"Why, sir," stammered Jeremy, "they're wrote on such scraps an' bits o' paper, I only write 'em to please myself an'—an'—"

"Because he must!" added Diana. "You see, old pal, Jerry writes poetry like the birds sing and brooks flow, just because 't is his nature. I know lots of his verses by heart an' I love all of 'em, but I like this about the Silent Places best; listen:

"'He that the great, good thing would know
Must to the Silent Places go,
Leaving wealth and state behind
Who the great good thing would find.
Glories, honours, these will fade,
Life itself's a phantom shade;
But the soul of man—who knoweth
Whence it came and where it goeth.
So, God of Life, I pray of Thee
Ears to hear and eyes to see.
In bubbling brooks, in whispering wind
He who hath ears shall voices find,
Telling the wonder of the earth:
The awful miracle of birth;
Of love and joy, of Life and Death,
Of things that were ere we had breath;
Of man's soul through the ages growing,
Whence it comes or whither going,
That soul of God, a deathless spark
Unquenched through ages wild and dark,
Up-struggling through the age-long night
Through glooms and sorrows, to the light.
The soul that marches, age to age,
On slow and painful pilgrimage
Till man through tears and strife and pain
Shall thus his Godhead find again.
Of such, the wind in lonely tree
The murmurous brook, doth tell to me.
These are the wonders ye may know
Who to the Silent Places go;
Who these with reverent foot hath trod
May meet his soul and walk with God.'"

"Friend Jarvis," said the Ancient Person, setting down his empty platter and beginning to fill his pipe, "Peregrine was exactly right; you are a most astonishing tinker. You, sir, are a poet as I am a musician,—by a natural predisposition; and your poetry is true as is my music because it is simple; for what is Truth but Simplicity, that which touches the soul, the heart, the emotions rather than the cold, reasoning intellect, since poetry, but more especially music, is a direct appeal to and expression of, the emotion?
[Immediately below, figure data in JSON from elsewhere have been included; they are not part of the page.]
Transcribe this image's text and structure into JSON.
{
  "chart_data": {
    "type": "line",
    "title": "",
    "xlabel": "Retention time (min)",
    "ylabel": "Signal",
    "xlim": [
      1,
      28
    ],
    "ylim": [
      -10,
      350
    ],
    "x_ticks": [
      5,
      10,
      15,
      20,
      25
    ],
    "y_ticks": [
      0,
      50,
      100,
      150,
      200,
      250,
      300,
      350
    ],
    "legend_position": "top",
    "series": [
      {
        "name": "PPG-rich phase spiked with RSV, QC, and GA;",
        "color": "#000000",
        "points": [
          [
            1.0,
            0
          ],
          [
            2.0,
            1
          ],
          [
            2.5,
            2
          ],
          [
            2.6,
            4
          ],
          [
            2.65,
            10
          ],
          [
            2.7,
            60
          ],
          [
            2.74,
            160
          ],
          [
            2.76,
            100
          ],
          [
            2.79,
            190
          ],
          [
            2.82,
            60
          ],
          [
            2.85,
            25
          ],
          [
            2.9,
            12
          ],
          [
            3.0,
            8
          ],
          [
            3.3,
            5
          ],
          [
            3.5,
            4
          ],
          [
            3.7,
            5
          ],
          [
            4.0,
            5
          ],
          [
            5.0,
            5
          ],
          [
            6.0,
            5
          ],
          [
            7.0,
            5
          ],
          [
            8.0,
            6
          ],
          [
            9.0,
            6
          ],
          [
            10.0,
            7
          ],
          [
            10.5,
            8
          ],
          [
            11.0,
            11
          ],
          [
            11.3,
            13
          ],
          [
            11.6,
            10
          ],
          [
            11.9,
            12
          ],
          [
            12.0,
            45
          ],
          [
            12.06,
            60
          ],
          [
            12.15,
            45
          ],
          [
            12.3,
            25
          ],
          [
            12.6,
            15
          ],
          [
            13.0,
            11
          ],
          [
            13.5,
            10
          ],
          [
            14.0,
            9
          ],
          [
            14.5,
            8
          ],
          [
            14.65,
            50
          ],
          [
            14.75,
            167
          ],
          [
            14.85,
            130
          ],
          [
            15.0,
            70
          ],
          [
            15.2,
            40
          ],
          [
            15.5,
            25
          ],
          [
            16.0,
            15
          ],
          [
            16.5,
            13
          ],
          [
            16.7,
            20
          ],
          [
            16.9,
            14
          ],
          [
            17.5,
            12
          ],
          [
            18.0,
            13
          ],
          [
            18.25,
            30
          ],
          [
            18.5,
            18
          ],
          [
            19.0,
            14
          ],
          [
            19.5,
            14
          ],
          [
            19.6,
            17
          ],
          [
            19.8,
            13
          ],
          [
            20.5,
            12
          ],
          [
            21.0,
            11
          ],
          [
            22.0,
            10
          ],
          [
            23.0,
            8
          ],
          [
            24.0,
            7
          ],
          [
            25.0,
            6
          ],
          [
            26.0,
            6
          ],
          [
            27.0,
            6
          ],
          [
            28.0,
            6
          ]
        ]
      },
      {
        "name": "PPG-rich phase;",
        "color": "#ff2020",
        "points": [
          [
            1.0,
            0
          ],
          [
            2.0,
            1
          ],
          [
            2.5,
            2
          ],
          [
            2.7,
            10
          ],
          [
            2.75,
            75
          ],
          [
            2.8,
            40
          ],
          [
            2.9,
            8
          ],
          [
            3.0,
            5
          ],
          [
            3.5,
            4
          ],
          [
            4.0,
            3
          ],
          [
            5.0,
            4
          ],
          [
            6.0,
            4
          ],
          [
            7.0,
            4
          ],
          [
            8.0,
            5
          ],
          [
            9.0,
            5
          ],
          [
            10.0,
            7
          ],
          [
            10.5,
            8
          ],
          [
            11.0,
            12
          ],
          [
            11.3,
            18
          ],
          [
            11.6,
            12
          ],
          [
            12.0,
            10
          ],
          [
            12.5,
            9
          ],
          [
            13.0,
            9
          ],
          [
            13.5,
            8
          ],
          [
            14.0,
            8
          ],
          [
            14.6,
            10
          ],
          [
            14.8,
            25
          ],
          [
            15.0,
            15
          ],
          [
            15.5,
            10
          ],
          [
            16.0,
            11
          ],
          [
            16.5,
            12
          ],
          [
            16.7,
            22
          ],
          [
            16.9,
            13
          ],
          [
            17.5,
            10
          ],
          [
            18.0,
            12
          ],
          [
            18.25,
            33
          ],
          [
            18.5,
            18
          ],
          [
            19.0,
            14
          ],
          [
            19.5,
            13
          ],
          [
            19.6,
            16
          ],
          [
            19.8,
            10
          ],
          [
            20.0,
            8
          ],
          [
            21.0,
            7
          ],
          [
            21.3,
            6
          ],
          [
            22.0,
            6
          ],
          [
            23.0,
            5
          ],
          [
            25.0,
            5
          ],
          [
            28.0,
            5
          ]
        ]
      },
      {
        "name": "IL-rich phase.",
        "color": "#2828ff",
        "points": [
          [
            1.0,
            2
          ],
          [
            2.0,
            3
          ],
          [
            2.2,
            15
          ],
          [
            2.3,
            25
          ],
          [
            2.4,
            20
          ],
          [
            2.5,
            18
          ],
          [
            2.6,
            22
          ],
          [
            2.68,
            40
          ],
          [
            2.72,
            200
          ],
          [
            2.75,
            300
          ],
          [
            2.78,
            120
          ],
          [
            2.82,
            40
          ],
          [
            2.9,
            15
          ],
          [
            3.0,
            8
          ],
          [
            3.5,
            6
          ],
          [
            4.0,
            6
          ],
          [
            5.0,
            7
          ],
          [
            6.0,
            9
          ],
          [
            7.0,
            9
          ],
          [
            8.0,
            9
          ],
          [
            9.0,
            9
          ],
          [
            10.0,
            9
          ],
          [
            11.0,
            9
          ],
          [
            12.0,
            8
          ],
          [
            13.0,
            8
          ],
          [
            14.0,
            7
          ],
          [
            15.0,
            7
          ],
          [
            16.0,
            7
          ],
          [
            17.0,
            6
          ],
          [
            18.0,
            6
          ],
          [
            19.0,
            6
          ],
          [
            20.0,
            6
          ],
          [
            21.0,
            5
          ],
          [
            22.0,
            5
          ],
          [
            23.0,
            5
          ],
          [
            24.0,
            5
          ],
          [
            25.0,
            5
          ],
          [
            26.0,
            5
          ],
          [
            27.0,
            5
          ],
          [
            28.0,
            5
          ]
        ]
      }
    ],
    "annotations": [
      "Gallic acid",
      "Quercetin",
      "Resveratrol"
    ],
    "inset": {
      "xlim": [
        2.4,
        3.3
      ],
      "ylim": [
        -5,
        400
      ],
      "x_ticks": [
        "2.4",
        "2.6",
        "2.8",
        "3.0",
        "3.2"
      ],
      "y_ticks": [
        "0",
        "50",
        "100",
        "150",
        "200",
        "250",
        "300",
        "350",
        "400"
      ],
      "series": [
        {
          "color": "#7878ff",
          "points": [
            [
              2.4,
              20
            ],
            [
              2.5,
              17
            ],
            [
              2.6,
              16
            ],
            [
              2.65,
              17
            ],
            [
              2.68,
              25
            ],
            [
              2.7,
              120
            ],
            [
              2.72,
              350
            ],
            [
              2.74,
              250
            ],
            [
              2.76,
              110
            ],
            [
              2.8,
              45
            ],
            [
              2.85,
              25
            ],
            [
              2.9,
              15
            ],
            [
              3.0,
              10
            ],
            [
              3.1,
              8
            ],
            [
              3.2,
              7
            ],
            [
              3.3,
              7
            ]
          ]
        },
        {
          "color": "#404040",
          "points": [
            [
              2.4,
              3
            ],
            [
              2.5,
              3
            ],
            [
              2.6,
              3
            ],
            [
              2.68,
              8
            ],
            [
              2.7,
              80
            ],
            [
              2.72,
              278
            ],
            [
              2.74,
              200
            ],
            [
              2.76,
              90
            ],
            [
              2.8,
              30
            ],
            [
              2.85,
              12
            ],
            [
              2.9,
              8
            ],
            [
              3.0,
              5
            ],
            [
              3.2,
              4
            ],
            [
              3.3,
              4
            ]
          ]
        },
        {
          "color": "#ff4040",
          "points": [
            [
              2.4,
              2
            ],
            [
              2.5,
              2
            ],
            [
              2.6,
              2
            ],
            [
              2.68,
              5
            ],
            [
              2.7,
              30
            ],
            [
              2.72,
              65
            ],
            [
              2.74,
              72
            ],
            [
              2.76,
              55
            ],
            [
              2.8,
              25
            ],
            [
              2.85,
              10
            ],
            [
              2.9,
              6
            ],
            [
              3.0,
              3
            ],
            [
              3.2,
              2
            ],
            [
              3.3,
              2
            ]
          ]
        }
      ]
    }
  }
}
Do you agree?"

"Why, sir," answered the Tinker, shaking his head a little sadly, "I don't know aught about music, d'ye see—"

"Fiddlestick, man! You are full of music. Who has not heard leaves rustle in the wind, or listened to the babble of a brook; yet to the majority they are no more than what they seem—rustling leaves, a babbling brook—but to you and me these are an inspiration, voices of Nature, of God, of the Infinite, urging us to an attempt to express the inexpressible—is it not so?"

"Why, my lord," quoth the Tinker, chafing blue chin with knife-handle, "since you put it that way I—I fancy—"

"Of course you do!" nodded his lordship. "Take yonder stream: to you it finds a voice to speak of the immemorial past; to me it is the elemental music of God. As it sings to-day so has it sung to countless generations and mayhap, in earth's dim days, taught some wild man-monster to echo something of its melody and thus perchance came our first music. What do you think?"

"'Tis a wonderful thought, sir, but I should think birds would be easier to imitate than a brook—"

"Possibly, yes. But man's first lyrical music was undoubtedly an imitation of the voices of nature. And what is music after all but an infinite speech unbounded by fettering words, an auricular presentment of the otherwise indescribable, for what words may fully reveal all the wonder of Life, the awful majesty of Death? But music can and does. By music we may hold converse with the Infinite. Out of the dust came man, out of suffering his soul and from his soul—music. You apprehend me, friend Jarvis?"